Most fencing training is currently structured around the idea of private lessons, that is one on one interaction between student and coach.   Some clubs have been developing programs that move somewhat away from the private lesson format (see Jason Sheridon’s blog post on this), although I am not aware of any that have entirely done away with them.  Both as the coach of a small club and as a competitor, I have found private lessons to be an integral part of training, but it is important for both students and coaches to understand the role of private lessons in a training program and not to simply treat lessons as the entirety of a training program.

I see two roles that lessons play as part of a larger training program*.  First, and most important, lessons are a place for students to be exposed to new ideas.  Secondly, lessons provide a controlled environment to practice skills that the student is struggling with.  Both of these roles are interlinked and I don’t think I have ever given a lesson that didn’t include both roles.  Lessons are NOT the primary place to practice skills, that is the role of bouting.  I also think that at a larger club, much of the second role of lessons, as a controlled environment to practice skills, can be replaced with structured 50/50 drills where both people are working to accomplish opposing tasks, but the range of abilities in a small collegiate club makes it more difficult to get evenly matched drill partners.

In order for lessons to work properly within the context of training, both students and coaches have certain responsibilities they need to meet.  To be fair, this could read as student and teacher responsibilities with any topic.  In addition to coaching, I also teach university level courses and I spend a fair amount of time the first day of class explaining my approach to teaching, what I view as my responsibilities, and what I view as the students’ responsibilities.  The list is very similar for fencing.

My approach to both coaching and teaching is centered on the idea that as a coach/teacher I cannot do the learning for the student.  The best I can do is to provide an environment with the appropriate atmosphere and structure to help students learn effectively and efficiently.  In a classroom, or when running group activities for fencing, the challenge is develop exercises that are simple enough for the lower level students to understand and learn from, but open ended enough that the higher level students can fully apply themselves and are not bored.  For private lessons, the challenge is to identify which skills and concepts will be most beneficial to the student and to develop drills with that end goal in mind that are of the appropriate level.  The benefit of working one on one is that all of the details of the lesson can be tailored to the student.  What made my lessons with Sebastien Dos Santos really exciting is that he would have a list of ideas written down before the lesson that were specific to me and my fencing.
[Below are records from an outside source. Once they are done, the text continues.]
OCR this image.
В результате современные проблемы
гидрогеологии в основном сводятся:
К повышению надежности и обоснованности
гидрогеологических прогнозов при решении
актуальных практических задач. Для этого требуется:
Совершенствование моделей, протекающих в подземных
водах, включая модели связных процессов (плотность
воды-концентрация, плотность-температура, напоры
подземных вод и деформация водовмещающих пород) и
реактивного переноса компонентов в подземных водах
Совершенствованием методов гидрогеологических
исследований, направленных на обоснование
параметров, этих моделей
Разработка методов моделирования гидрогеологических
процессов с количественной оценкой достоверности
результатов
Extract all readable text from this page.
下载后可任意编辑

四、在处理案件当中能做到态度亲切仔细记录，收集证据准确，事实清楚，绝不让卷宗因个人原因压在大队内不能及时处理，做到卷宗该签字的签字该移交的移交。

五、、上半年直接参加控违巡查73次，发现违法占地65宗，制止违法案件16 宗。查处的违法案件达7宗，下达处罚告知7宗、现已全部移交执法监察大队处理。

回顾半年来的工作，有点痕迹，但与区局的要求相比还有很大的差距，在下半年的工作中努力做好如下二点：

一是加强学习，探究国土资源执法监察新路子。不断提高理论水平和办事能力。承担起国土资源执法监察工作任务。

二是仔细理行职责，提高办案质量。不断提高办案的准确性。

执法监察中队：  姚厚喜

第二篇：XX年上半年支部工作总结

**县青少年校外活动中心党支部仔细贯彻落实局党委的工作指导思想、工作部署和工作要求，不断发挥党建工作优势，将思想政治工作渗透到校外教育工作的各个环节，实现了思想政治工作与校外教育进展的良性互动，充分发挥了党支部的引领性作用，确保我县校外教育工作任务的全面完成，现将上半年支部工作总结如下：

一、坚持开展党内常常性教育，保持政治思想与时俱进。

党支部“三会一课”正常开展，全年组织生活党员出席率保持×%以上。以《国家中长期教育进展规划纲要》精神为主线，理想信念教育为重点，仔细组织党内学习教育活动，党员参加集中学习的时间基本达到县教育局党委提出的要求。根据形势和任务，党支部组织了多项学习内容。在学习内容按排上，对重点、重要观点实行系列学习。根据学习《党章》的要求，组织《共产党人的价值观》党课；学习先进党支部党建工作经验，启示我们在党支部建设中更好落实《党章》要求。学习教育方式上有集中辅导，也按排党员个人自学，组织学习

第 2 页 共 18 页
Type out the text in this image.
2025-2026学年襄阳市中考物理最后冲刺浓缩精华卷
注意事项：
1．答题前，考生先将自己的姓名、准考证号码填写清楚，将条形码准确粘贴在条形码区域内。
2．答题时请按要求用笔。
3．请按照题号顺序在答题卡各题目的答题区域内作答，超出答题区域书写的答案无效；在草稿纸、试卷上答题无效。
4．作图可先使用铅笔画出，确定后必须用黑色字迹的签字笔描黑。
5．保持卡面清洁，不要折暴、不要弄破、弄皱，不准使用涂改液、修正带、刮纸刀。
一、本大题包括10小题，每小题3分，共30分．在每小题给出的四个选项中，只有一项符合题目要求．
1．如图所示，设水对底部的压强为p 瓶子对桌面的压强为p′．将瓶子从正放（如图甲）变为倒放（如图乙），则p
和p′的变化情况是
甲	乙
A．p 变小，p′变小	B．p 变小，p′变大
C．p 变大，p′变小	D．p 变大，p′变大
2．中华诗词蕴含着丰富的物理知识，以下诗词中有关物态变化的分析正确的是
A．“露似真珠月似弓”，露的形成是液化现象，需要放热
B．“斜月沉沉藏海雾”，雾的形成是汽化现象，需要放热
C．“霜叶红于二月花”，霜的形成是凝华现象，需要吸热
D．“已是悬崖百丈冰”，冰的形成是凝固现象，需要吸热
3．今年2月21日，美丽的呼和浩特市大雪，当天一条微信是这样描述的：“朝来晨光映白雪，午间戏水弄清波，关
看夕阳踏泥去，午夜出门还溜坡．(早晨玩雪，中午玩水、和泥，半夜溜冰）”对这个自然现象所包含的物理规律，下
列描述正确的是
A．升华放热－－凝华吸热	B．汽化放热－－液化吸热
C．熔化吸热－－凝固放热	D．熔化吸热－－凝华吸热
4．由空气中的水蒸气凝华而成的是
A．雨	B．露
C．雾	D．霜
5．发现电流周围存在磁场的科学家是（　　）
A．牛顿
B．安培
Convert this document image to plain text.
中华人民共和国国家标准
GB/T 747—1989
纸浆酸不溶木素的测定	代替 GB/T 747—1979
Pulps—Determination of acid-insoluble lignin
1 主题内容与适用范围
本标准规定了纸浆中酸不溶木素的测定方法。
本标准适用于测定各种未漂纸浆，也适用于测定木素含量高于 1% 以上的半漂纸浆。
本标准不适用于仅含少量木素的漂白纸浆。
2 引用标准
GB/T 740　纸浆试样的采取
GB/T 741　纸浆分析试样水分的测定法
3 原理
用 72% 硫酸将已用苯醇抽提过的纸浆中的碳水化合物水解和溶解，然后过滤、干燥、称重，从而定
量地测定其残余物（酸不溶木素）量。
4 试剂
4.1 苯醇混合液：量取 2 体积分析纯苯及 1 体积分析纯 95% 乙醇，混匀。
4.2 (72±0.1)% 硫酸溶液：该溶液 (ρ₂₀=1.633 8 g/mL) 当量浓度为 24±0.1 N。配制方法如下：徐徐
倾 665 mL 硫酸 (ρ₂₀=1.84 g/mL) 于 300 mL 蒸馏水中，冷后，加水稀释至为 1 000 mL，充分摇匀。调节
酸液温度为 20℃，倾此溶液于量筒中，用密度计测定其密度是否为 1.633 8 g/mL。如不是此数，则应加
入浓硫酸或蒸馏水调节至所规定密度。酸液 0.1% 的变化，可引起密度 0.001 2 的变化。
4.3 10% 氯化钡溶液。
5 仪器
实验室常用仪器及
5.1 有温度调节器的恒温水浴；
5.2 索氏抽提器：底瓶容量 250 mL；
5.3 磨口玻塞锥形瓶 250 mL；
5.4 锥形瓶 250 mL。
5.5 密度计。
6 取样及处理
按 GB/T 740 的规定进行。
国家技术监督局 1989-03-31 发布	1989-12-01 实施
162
We would discuss them before starting the physical portion of the lesson and some of these ideas were completely off the wall.  But, because I knew that it was a bit of an experiment I got excited to see if I could make them work.

The onus of the actual learning falls on the student.  The most effective learning occurs when a student is outside their comfort zone, but not by so much that they shut down.  Students must fully engage in training activities with an open mind and push the limits of their comfort zone.  That means that students need to be willing to take risks and be willing to fail.  We learn much more from our failures than our successes.  Much of this needs to be done on the student’s time without the coach’s involvement.  The lesson is useless if the student does not work trying to apply the ideas.  As a student, try different ways to create the same situations that you worked on during lessons.  Try to make actions work in different situations.  This is the way that you will learn what actions work in which situations.

Student responsibility checklist

  • Be excited to learn something new.
  • If you don’t understand, ask the coach to clarify.
  • Sometimes, you just need to do it a few times to understand it.
  • Try it before you decide you don’t like it.
  • If it’s hard, then you’re learning.  If you really have to think about it to get yourself to do it, your really learning!
  • Take notes after the lesson.  Even if you never look at them again, the act of writing it down will help you internalize it.
  • Pick one or two things from the lesson to focus on while bouting.  Measure success by improving those things, not by the score of the bout.
  • Visualize lesson actions and situations when not at fencing.

Coach responsibility checklist

  • What concept or concepts will this lesson introduce?  Are they the ones that will help this student most?
  • What concepts are going to be included implicitly?
  • Do the drills support learning those concepts?
  • Are the drills fun? See Jason’s post on the Wang Chung Doctrine.
  • What percentage of the time does this student need to succeed at an action?  This is different for each student.  Some shut down if they don’t succeed most of the time.  Some go into automatic mode and stop thinking if they succeed too much.
  • How are you going to increase the difficulty of each drill as the student starts to get it?
  • Does this student need drills explained in detail beforehand? Do they need more repetition?

*I am ignoring warm-up lessons because I don’t see them as an integral part of a training program and they serve a very different role.